Frank Hurricane is a spiritual blues and folk musician/storyteller from the South and the North of the holy US. He has been traveling and performing in the spiritual underground and DIY scenes for over a decade, gathering tales and touring the world. He has self released many records and also has put out records on Feeding Tube, Ultra Excema, Mystra, Scissortail, and many other exceptional labels. PBS recently made an Emmy nominated documentary about his musical journey. He has performed with many legends across the spiritual board and has hiked thousands of mile of trails in the mountains.
frankhurricane.com
Cherry Blossoms always manage to evoke the simple pleasures of campfire sing-alongs, with the deep commingling of common interest and intimate friendship that idea evokes, interspersed with the sort of weird, but soft-edged logical jumps associated with the kings of post-hippie hillbillyism, the Holy Modal Rounders. It’s not easy to tease apart the specifics of this binary aesthetic operation, but the band manages to pluck the twangers of both innocence and experience with equal vigor — ambidextrous William Blake aktion of the highest order.

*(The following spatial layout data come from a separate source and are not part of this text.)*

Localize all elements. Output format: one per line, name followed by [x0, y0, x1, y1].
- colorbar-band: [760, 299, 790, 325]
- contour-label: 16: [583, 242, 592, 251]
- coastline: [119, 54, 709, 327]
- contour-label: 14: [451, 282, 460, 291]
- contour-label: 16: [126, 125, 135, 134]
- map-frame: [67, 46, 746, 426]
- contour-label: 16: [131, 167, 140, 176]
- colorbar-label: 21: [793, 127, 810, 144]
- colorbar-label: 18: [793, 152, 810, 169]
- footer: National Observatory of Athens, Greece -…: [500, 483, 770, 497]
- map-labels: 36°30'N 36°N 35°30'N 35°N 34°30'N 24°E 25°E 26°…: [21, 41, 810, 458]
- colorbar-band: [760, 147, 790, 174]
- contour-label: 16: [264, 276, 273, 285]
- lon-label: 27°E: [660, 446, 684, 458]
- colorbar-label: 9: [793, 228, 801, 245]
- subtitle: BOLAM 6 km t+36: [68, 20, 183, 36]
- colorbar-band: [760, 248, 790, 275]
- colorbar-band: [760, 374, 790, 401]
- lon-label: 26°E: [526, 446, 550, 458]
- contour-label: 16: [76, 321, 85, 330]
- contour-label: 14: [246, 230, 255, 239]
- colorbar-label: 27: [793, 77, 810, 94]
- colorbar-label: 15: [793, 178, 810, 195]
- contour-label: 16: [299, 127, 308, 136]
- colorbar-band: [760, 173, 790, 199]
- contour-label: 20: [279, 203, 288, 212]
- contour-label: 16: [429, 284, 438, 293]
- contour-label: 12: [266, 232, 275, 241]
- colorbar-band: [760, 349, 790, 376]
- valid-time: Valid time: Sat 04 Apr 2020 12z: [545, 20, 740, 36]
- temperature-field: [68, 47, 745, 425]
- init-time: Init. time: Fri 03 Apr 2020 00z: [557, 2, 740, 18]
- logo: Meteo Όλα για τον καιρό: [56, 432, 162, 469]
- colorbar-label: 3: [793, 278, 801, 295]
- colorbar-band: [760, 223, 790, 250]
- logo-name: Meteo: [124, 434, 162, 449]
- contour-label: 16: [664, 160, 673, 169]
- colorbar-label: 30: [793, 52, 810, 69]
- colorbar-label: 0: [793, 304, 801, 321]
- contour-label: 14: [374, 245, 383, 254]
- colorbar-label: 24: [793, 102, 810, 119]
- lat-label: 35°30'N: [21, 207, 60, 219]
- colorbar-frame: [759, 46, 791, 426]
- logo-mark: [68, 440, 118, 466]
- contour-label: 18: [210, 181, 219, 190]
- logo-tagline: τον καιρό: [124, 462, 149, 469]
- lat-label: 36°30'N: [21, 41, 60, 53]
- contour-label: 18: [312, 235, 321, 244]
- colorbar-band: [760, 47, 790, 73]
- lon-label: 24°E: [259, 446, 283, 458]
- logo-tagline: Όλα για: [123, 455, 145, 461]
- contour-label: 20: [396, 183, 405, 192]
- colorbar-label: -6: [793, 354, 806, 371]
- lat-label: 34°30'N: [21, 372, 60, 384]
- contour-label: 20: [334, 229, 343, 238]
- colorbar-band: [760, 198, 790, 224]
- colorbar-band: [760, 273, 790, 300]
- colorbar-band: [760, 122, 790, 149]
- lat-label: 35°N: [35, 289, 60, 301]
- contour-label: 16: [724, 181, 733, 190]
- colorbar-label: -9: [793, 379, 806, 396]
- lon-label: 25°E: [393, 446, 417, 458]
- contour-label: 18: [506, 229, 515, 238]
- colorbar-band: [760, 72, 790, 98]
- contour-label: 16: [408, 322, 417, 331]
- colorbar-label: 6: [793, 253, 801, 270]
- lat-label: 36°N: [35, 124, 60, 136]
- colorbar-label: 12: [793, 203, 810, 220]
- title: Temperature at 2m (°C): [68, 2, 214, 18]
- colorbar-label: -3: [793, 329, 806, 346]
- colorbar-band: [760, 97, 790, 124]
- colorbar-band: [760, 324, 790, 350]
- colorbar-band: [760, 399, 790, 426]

Nathan K. is a Midwesterner from Michigan living in Nashville TN. His simple acoustic folk songs put life under a microscope to illuminate the overlooked - the funny parts of grief along with the sad parts of the funny moments. As a member of the acclaimed band Stepdad, he has performed on large stages across US and Canada with songs featured in a smattering of placements like FIFA 13, Weeds, Mindy Project, a BMW ad campaign - but lately he has been performing in more intimate venues with his wife Sara Beth Go who adds Omnichord sparkles, harmonies, and nudges him to wrap it up when his hilarious stories start to get too long.
www.nathankmusic.com
Emerging from the embers of the once-ascendant Mercy Hanson, Hunter Storm Smith distills his sound down to raw nerve and bone. The riffage smolders, his baritone croon carrying the weight of long-lost highways and loves left behind. There’s blues in the blood and heartbreak in the marrow, conjuring the soulful primitivism of Peter Green in his prime—haunted, untamed, and bound for the horizon.